For the following prediction functions see whether the model is linear in the inputs, the parameters or both."""

(a) $f(x) = w_1x_1 + w_2$

(b) $f(x) = w_1\exp(x_1) + w_2x_2 + w_3$

(c) $f(x) = \log(x_1^{w_1}) + w_2x_2^2 + w_3$

(d) $f(x) = \exp(-\sum_i(x_i - w_i)^2)$

(e) $f(x) = \exp(-\mathbf{w}^\top \mathbf{x})$

You now have everything you need to fit a non-linear (in the inputs) basis function model to the marathon data.

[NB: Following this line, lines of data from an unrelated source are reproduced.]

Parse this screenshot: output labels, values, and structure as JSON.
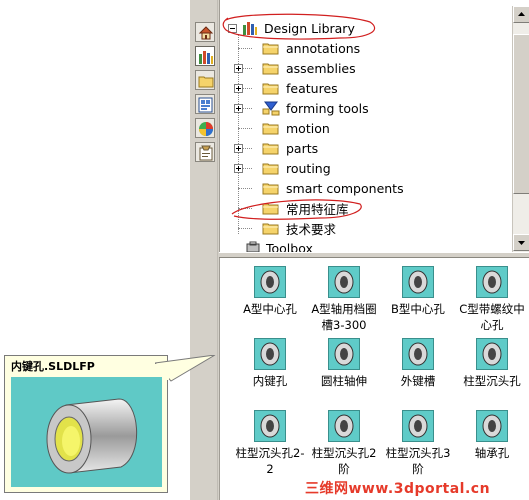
{
  "side_tabs": [
    {
      "icon": "home-icon"
    },
    {
      "icon": "design-library-icon",
      "active": true
    },
    {
      "icon": "file-explorer-icon"
    },
    {
      "icon": "view-palette-icon"
    },
    {
      "icon": "appearances-icon"
    },
    {
      "icon": "custom-properties-icon"
    }
  ],
  "tree": {
    "root_label": "Design Library",
    "items": [
      {
        "label": "annotations",
        "expandable": false
      },
      {
        "label": "assemblies",
        "expandable": true
      },
      {
        "label": "features",
        "expandable": true
      },
      {
        "label": "forming tools",
        "expandable": true,
        "icon": "forming-tools-icon"
      },
      {
        "label": "motion",
        "expandable": false
      },
      {
        "label": "parts",
        "expandable": true
      },
      {
        "label": "routing",
        "expandable": true
      },
      {
        "label": "smart components",
        "expandable": false
      },
      {
        "label": "常用特征库",
        "expandable": false
      },
      {
        "label": "技术要求",
        "expandable": false
      }
    ],
    "toolbox_label": "Toolbox"
  },
  "grid_items": [
    {
      "label": "A型中心孔",
      "icon": "center-hole-a-icon"
    },
    {
      "label": "A型轴用档圈槽3-300",
      "icon": "retaining-ring-groove-icon"
    },
    {
      "label": "B型中心孔",
      "icon": "center-hole-b-icon"
    },
    {
      "label": "C型带螺纹中心孔",
      "icon": "center-hole-c-icon"
    },
    {
      "label": "内键孔",
      "icon": "keyway-bore-icon"
    },
    {
      "label": "圆柱轴伸",
      "icon": "cylindrical-shaft-end-icon"
    },
    {
      "label": "外键槽",
      "icon": "external-keyway-icon"
    },
    {
      "label": "柱型沉头孔",
      "icon": "counterbore-icon"
    },
    {
      "label": "柱型沉头孔2-2",
      "icon": "counterbore-2-2-icon"
    },
    {
      "label": "柱型沉头孔2阶",
      "icon": "counterbore-2-step-icon"
    },
    {
      "label": "柱型沉头孔3阶",
      "icon": "counterbore-3-step-icon"
    },
    {
      "label": "轴承孔",
      "icon": "bearing-hole-icon"
    }
  ],
  "tooltip": {
    "title": "内键孔.SLDLFP"
  },
  "watermark": "三维网www.3dportal.cn",
  "colors": {
    "icon_bg": "#5fcbc8",
    "annotation_red": "#d11f1f",
    "watermark_red": "#e63a2a",
    "tooltip_bg": "#ffffe1"
  }
}
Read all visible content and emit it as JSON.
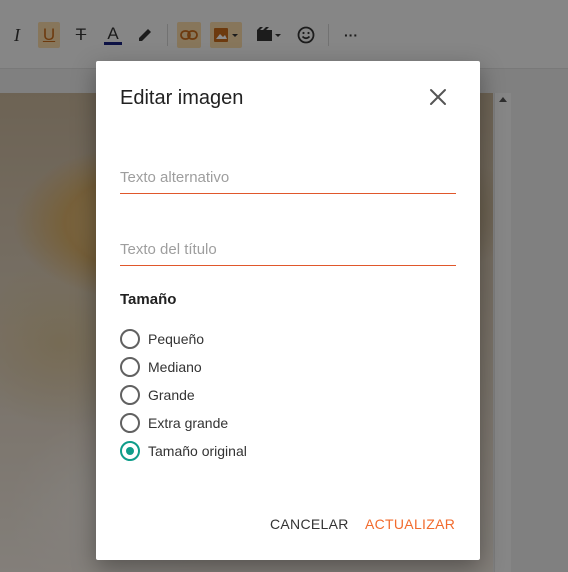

Choose one of the basis functions you have explored above. Compute the design matrix on the covariates (or input data), `x`

. Use the design matrix and the response variable `y`

to solve the following linear system for the model parameters `w`

.
$$
\boldsymbol{\Phi}^\top\boldsymbol{\Phi}\mathbf{w} = \boldsymbol{\Phi}^\top \mathbf{y}
$$
Compute the corresponding error on the training data. How does it compare to the error you were able to achieve fitting the basis above? Plot the form of your prediction function from the least squares estimate alongside the form of you prediction function you fitted by hand. You can make use of the notebook on regression for assistance in fitting the model.

In [ ]:

```
# Task Code
#
```

In [16]:

```
from IPython.display import YouTubeVideo
YouTubeVideo('PoNbOnUnOao')
```

Out[16]:

In the last session we showed how rather than computing $\mathbf{X}^\top\mathbf{X}$ as an intermediate step to our solution, we could compute the solution to the regressiond directly through QR-decomposition. With polynomials doing the example with QR decomposition can be critical in obtaining the right answer. Can you rewrite the linear regression using QR decomposition?